Extended Data Fig. 4: Cell sorting demonstrates that cells captured from the striatum did not migrate from the vSVZ.

a, Representative confocal images of the SVZ and striatum from a naive and a post-ischemic (2 dpi) mouse brain stained with TUNEL (terminal deoxynucleotidyl transferase-dUTP nick end labeling; labels apoptotic cells⁸⁶). Brain slides are counterstained with DAPI (blue). TUNEL⁺ nuclei (segmented with Cellpose⁶⁸) are shown in white. Scale bar: 100 µm. Bottom right: Quantification of TUNEL⁺ cells in the vSVZ and striatum of n = 5 mice depicted with 5 shapes (solid shapes: ischemic mice; outlined triangle: naive control; outlined square: sham-operated control; one-sided paired t test). b-c, FACS Strategy for sorting GLAST ⁺ cells from the vSVZ (b) and striatum (c). Striatal GLAST ⁺ cells correspond to astrocytes, while vSVZ GLAST ⁺ cells correspond to NSCs / vSVZ astrocytes. Dead cells and CD45/O4/Ter119 positive cells were excluded. d-e, The YFP intensity of GLAST ⁺ cells was captured by index sorting. Dot plots show the fraction of YFP⁺ cells from the GLAST ⁺ population, being higher in the vSVZ sample 2 dpi. Antigen names are written on each axis, followed by the filter used to measure the signal. FACS: Fluorescence-activated cell sorting. SSC-A: Side scatter area. FSC-A: forward scatter area. FSC-H: forward scatter height. RL-780/60-A: APC-Cy7 fluorochrome. VL-450/50-A: Pacific blue fluorochrome. RL-670/14-A: APC fluorochrome. YG-586/15-A: PE fluorochrome. f, FACS quantification of cells of the naive and post-ischemic vSVZ and striatum (n = 3 individual mice per condition). Shown is the percentage of YFP⁺ (TLX reporter) cells among astrocytes and NSC lineage cells after TAM injection. g-h, Neurosphere assay of cells isolated from the naive and post-ischemic vSVZ and striatum (n = 3 individual mice), quantified in h.
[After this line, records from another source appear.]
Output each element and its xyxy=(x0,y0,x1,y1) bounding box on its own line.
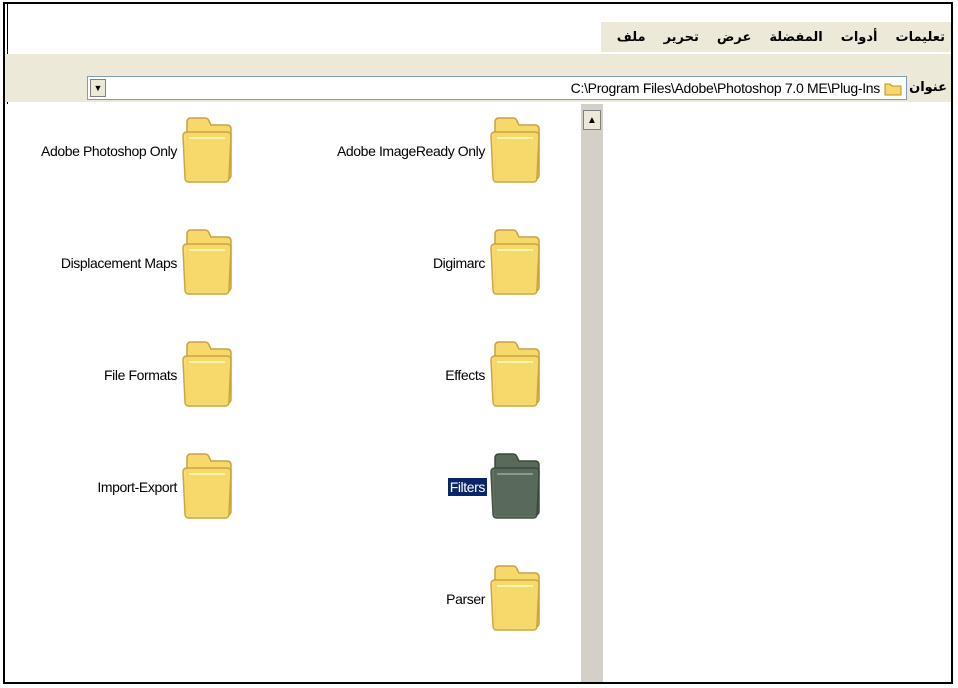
folder-label[interactable]: Import-Export xyxy=(95,478,179,496)
folder-item[interactable]: Effects xyxy=(443,340,543,410)
folder-icon[interactable] xyxy=(487,340,543,410)
folder-view: Adobe Photoshop Only Adobe ImageReady Onl… xyxy=(5,104,593,682)
folder-item[interactable]: Adobe ImageReady Only xyxy=(335,116,543,186)
menu-view[interactable]: عرض xyxy=(717,30,751,45)
folder-icon[interactable] xyxy=(487,452,543,522)
folder-label[interactable]: Digimarc xyxy=(431,254,487,272)
folder-item[interactable]: Displacement Maps xyxy=(59,228,235,298)
folder-icon[interactable] xyxy=(179,340,235,410)
dropdown-arrow-icon[interactable]: ▼ xyxy=(90,79,106,97)
address-input[interactable]: ▼ C:\Program Files\Adobe\Photoshop 7.0 M… xyxy=(87,76,907,100)
menu-help[interactable]: تعليمات xyxy=(896,30,946,45)
folder-item[interactable]: Filters xyxy=(447,452,543,522)
folder-label[interactable]: Parser xyxy=(444,590,487,608)
right-pane xyxy=(603,104,951,682)
folder-item[interactable]: Adobe Photoshop Only xyxy=(39,116,235,186)
folder-label[interactable]: Adobe Photoshop Only xyxy=(39,142,179,160)
folder-icon[interactable] xyxy=(487,116,543,186)
folder-label[interactable]: File Formats xyxy=(102,366,179,384)
folder-icon xyxy=(884,83,902,96)
folder-icon[interactable] xyxy=(487,564,543,634)
folder-label[interactable]: Effects xyxy=(443,366,487,384)
folder-icon[interactable] xyxy=(179,228,235,298)
menu-edit[interactable]: تحرير xyxy=(664,30,699,45)
menubar: ملف تحرير عرض المفضلة أدوات تعليمات xyxy=(617,24,945,50)
window-frame: ملف تحرير عرض المفضلة أدوات تعليمات عنوا… xyxy=(3,2,953,684)
menu-file[interactable]: ملف xyxy=(617,30,646,45)
folder-item[interactable]: File Formats xyxy=(102,340,235,410)
folder-item[interactable]: Import-Export xyxy=(95,452,235,522)
folder-icon[interactable] xyxy=(179,116,235,186)
vertical-scrollbar[interactable]: ▲ xyxy=(581,104,603,682)
folder-icon[interactable] xyxy=(487,228,543,298)
address-bar: عنوان ▼ C:\Program Files\Adobe\Photoshop… xyxy=(5,54,951,102)
folder-label[interactable]: Filters xyxy=(447,478,487,496)
folder-icon[interactable] xyxy=(179,452,235,522)
address-path[interactable]: C:\Program Files\Adobe\Photoshop 7.0 ME\… xyxy=(571,80,881,96)
menu-tools[interactable]: أدوات xyxy=(841,30,878,45)
scroll-up-arrow-icon[interactable]: ▲ xyxy=(583,110,601,130)
folder-item[interactable]: Digimarc xyxy=(431,228,543,298)
address-label: عنوان xyxy=(909,80,947,95)
menu-favorites[interactable]: المفضلة xyxy=(769,30,822,45)
folder-label[interactable]: Adobe ImageReady Only xyxy=(335,142,487,160)
folder-label[interactable]: Displacement Maps xyxy=(59,254,179,272)
folder-item[interactable]: Parser xyxy=(444,564,543,634)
Welch’s two-sided t-test. i-j, Immunofluorescence staining of DCX in the naive and post-ischemic vSVZ and striatum of TiCY mice, showing absence of YFP⁺DCX⁺ cells in the striatum. Arrows: YFP⁺DCX⁺ neuroblasts in the vSVZ; arrowheads: YFP-DCX⁺ neuroblasts in the striatum. j, Quantification of DCX⁺ cells in the striata of n = 6 individual mice (points). No YFP⁺DCX⁺ cells were observed. Bars and error bars in panels a, f, h, j represent mean and standard error.